Large Language Models for Code Summarization
Balázs Szalontai, Gergő Szalay, Tamás Márton, Anna Sike, Balázs Pintér, Tibor Gregorics
TL;DR
This paper surveys open-source LLMs for code, examining their abilities in code generation (text-to-code) and code summarization/explanation (code-to-text) using established benchmarks such as HumanEval, APPS, MBPP, DS-1000, and CodeXGLUE. It explains the evaluation metrics (notably Pass@k, BLEU, and ROUGE) and presents a synthesis of results across multiple models—CodeLlama, WizardCoder, OctoCoder/OctoGeeX, MagiCoder, WaveCoder, DeepSeekCoder, and Llama3. The findings show strong code-generation performance among open models, with Llama3 achieving leading results on HumanEval, while code-explanation benchmarks like HumanEvalExplain reveal more modest, model-dependent capabilities and room for improvement.
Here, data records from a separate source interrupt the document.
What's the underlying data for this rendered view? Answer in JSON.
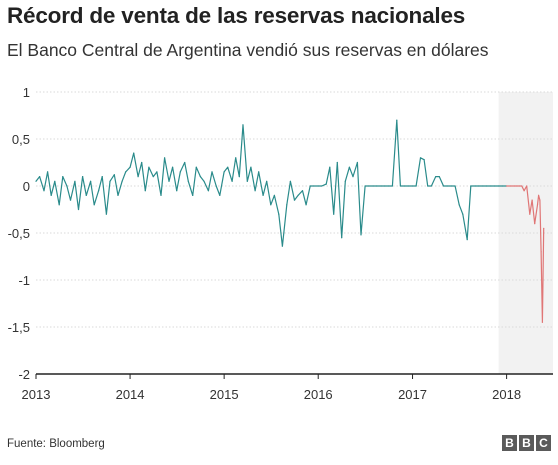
{
  "header": {
    "title": "Récord de venta de las reservas nacionales",
    "subtitle": "El Banco Central de Argentina vendió sus reservas en dólares"
  },
  "footer": {
    "source": "Fuente: Bloomberg",
    "logo_letters": [
      "B",
      "B",
      "C"
    ]
  },
  "colors": {
    "series_main": "#2a8b8b",
    "series_recent": "#e07676",
    "highlight_band": "#f2f2f2",
    "gridline": "#d9d9d9",
    "axis": "#222222"
  },
  "chart_data": {
    "type": "line",
    "title": "Récord de venta de las reservas nacionales",
    "subtitle": "El Banco Central de Argentina vendió sus reservas en dólares",
    "xlabel": "",
    "ylabel": "",
    "xlim": [
      "2013-01-01",
      "2018-06-30"
    ],
    "ylim": [
      -2,
      1
    ],
    "x_ticks": [
      "2013",
      "2014",
      "2015",
      "2016",
      "2017",
      "2018"
    ],
    "y_ticks": [
      "1",
      "0,5",
      "0",
      "-0,5",
      "-1",
      "-1,5",
      "-2"
    ],
    "y_tick_values": [
      1,
      0.5,
      0,
      -0.5,
      -1,
      -1.5,
      -2
    ],
    "grid": true,
    "highlight_range": [
      "2017-12-01",
      "2018-06-30"
    ],
    "series": [
      {
        "color": "#2a8b8b",
        "x": [
          "2013-01-01",
          "2013-01-15",
          "2013-02-01",
          "2013-02-15",
          "2013-03-01",
          "2013-03-15",
          "2013-04-01",
          "2013-04-15",
          "2013-05-01",
          "2013-05-15",
          "2013-06-01",
          "2013-06-15",
          "2013-07-01",
          "2013-07-15",
          "2013-08-01",
          "2013-08-15",
          "2013-09-01",
          "2013-09-15",
          "2013-10-01",
          "2013-10-15",
          "2013-11-01",
          "2013-11-15",
          "2013-12-01",
          "2013-12-15",
          "2014-01-01",
          "2014-01-15",
          "2014-02-01",
          "2014-02-15",
          "2014-03-01",
          "2014-03-15",
          "2014-04-01",
          "2014-04-15",
          "2014-05-01",
          "2014-05-15",
          "2014-06-01",
          "2014-06-15",
          "2014-07-01",
          "2014-07-15",
          "2014-08-01",
          "2014-08-15",
          "2014-09-01",
          "2014-09-15",
          "2014-10-01",
          "2014-10-15",
          "2014-11-01",
          "2014-11-15",
          "2014-12-01",
          "2014-12-15",
          "2015-01-01",
          "2015-01-15",
          "2015-02-01",
          "2015-02-15",
          "2015-03-01",
          "2015-03-15",
          "2015-04-01",
          "2015-04-15",
          "2015-05-01",
          "2015-05-15",
          "2015-06-01",
          "2015-06-15",
          "2015-07-01",
          "2015-07-15",
          "2015-08-01",
          "2015-08-15",
          "2015-09-01",
          "2015-09-15",
          "2015-10-01",
          "2015-10-15",
          "2015-11-01",
          "2015-11-15",
          "2015-12-01",
          "2015-12-15",
          "2016-01-01",
          "2016-01-15",
          "2016-02-01",
          "2016-02-15",
          "2016-03-01",
          "2016-03-15",
          "2016-04-01",
          "2016-04-15",
          "2016-05-01",
          "2016-05-15",
          "2016-06-01",
          "2016-06-15",
          "2016-07-01",
          "2016-07-15",
          "2016-08-01",
          "2016-08-15",
          "2016-09-01",
          "2016-09-15",
          "2016-10-01",
          "2016-10-15",
          "2016-11-01",
          "2016-11-15",
          "2016-12-01",
          "2016-12-15",
          "2017-01-01",
          "2017-01-15",
          "2017-02-01",
          "2017-02-15",
          "2017-03-01",
          "2017-03-15",
          "2017-04-01",
          "2017-04-15",
          "2017-05-01",
          "2017-05-15",
          "2017-06-01",
          "2017-06-15",
          "2017-07-01",
          "2017-07-15",
          "2017-08-01",
          "2017-08-15",
          "2017-09-01",
          "2017-09-15",
          "2017-10-01",
          "2017-10-15",
          "2017-11-01",
          "2017-11-15",
          "2017-12-01",
          "2017-12-15",
          "2018-01-01"
        ],
        "values": [
          0.05,
          0.1,
          -0.05,
          0.15,
          -0.1,
          0.05,
          -0.2,
          0.1,
          0.0,
          -0.15,
          0.05,
          -0.25,
          0.1,
          -0.1,
          0.05,
          -0.2,
          -0.05,
          0.1,
          -0.3,
          0.05,
          0.12,
          -0.1,
          0.05,
          0.15,
          0.2,
          0.35,
          0.1,
          0.25,
          -0.05,
          0.2,
          0.1,
          0.15,
          -0.1,
          0.3,
          0.05,
          0.2,
          -0.05,
          0.15,
          0.25,
          0.05,
          -0.1,
          0.2,
          0.1,
          0.05,
          -0.05,
          0.15,
          0.0,
          -0.1,
          0.15,
          0.2,
          0.05,
          0.3,
          0.1,
          0.65,
          0.05,
          0.2,
          -0.05,
          0.15,
          -0.1,
          0.05,
          -0.2,
          -0.1,
          -0.3,
          -0.64,
          -0.2,
          0.05,
          -0.15,
          -0.1,
          -0.05,
          -0.2,
          0.0,
          0.0,
          0.0,
          0.0,
          0.02,
          0.2,
          -0.3,
          0.25,
          -0.55,
          0.05,
          0.2,
          0.1,
          0.25,
          -0.52,
          0.0,
          0.0,
          0.0,
          0.0,
          0.0,
          0.0,
          0.0,
          0.0,
          0.7,
          0.0,
          0.0,
          0.0,
          0.0,
          0.0,
          0.3,
          0.28,
          0.0,
          0.0,
          0.1,
          0.1,
          0.0,
          0.0,
          0.0,
          0.0,
          -0.2,
          -0.3,
          -0.57,
          0.0,
          0.0,
          0.0,
          0.0,
          0.0,
          0.0,
          0.0,
          0.0,
          0.0,
          0.0
        ]
      },
      {
        "color": "#e07676",
        "x": [
          "2018-01-01",
          "2018-01-15",
          "2018-02-01",
          "2018-02-10",
          "2018-02-20",
          "2018-03-01",
          "2018-03-10",
          "2018-03-20",
          "2018-04-01",
          "2018-04-10",
          "2018-04-20",
          "2018-05-01",
          "2018-05-05",
          "2018-05-10",
          "2018-05-15",
          "2018-05-20",
          "2018-05-25"
        ],
        "values": [
          0.0,
          0.0,
          0.0,
          0.0,
          0.0,
          0.0,
          -0.05,
          0.0,
          -0.3,
          -0.15,
          -0.4,
          -0.2,
          -0.1,
          -0.15,
          -0.7,
          -1.45,
          -0.45
        ]
      }
    ]
  }
}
The work highlights the importance of including explanation-focused benchmarks and notes that several open models do not consistently report code-explanation results, limiting cross-model comparisons. Overall, the paper provides a structured view of current capabilities and gaps in open-source coding LLMs and suggests directions for improving code-understanding capabilities and practical software engineering tooling.
Abstract
Recently, there has been increasing activity in using deep learning for software engineering, including tasks like code generation and summarization. In particular, the most recent coding Large Language Models seem to perform well on these problems. In this technical report, we aim to review how these models perform in code explanation/summarization, while also investigating their code generation capabilities (based on natural language descriptions).